After this last briefing to the UNSC, the political and security situation has deteriorated. The excessive use of force that was used to disband the sit-in camps near the headquarters of the army. Following these developments Sudan has also been suspended from the AU. Following the diplomatic efforts of
Ethiopia’s Prime Minister Abiy Ahmed on 7 June, the TMC arrested leading opposition leaders after
their meeting with Ahmed. In June the UNSC will also hold a session on the UNAMID mandate renewal. This PSC session is expected to be informed by its previous decisions on Sudan given that the on going instability will continue to have direct impact on the situation in Darfur and the troop drawdown. Hence, the session will be key to set the tone ahead of the UNSC session in late June on the question of the kind of adjustment, if any, that needs to be made in the implementation of the drawdown.

The outcome of the session will be a communiqué. This will present the PSC to reconsider the ongoing implementation of drawdown and reconfiguration of UNAMID in light of the recent developments.
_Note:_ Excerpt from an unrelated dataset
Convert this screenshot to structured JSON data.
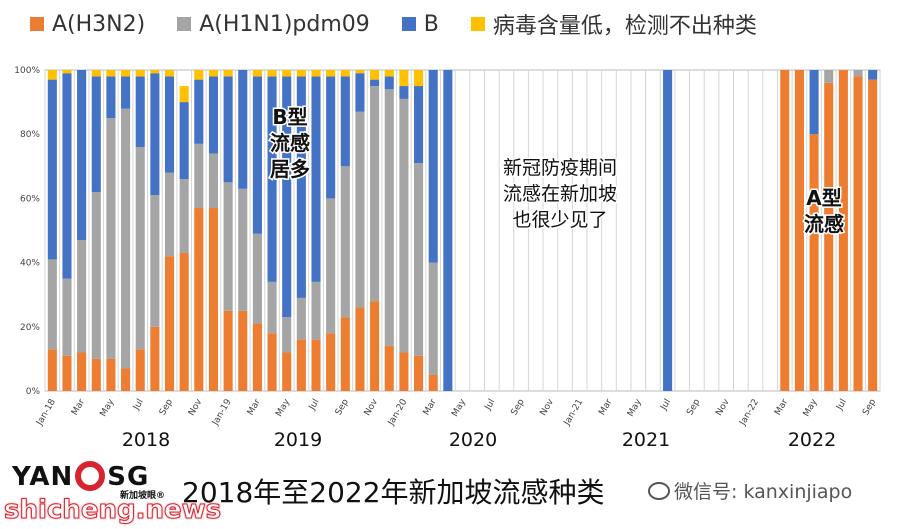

The PSC is expected to renew the mandate of UNAMID for another twelve month. Another issue for PSC decision is the adjustment of the process of withdrawal until the situation not only in Darfur but also in the country improves. In this respect, the PSC may, among others, consider slowing down of the drawdown while tasking a joint AU and UN review of the situation in Sudan and its implications on UNAMID. The PSC may also pronounce itself on the issue of the handing over of UNAMID facilities to the RSF, which will be contrary to the plan for using the facilities for civilian purposes.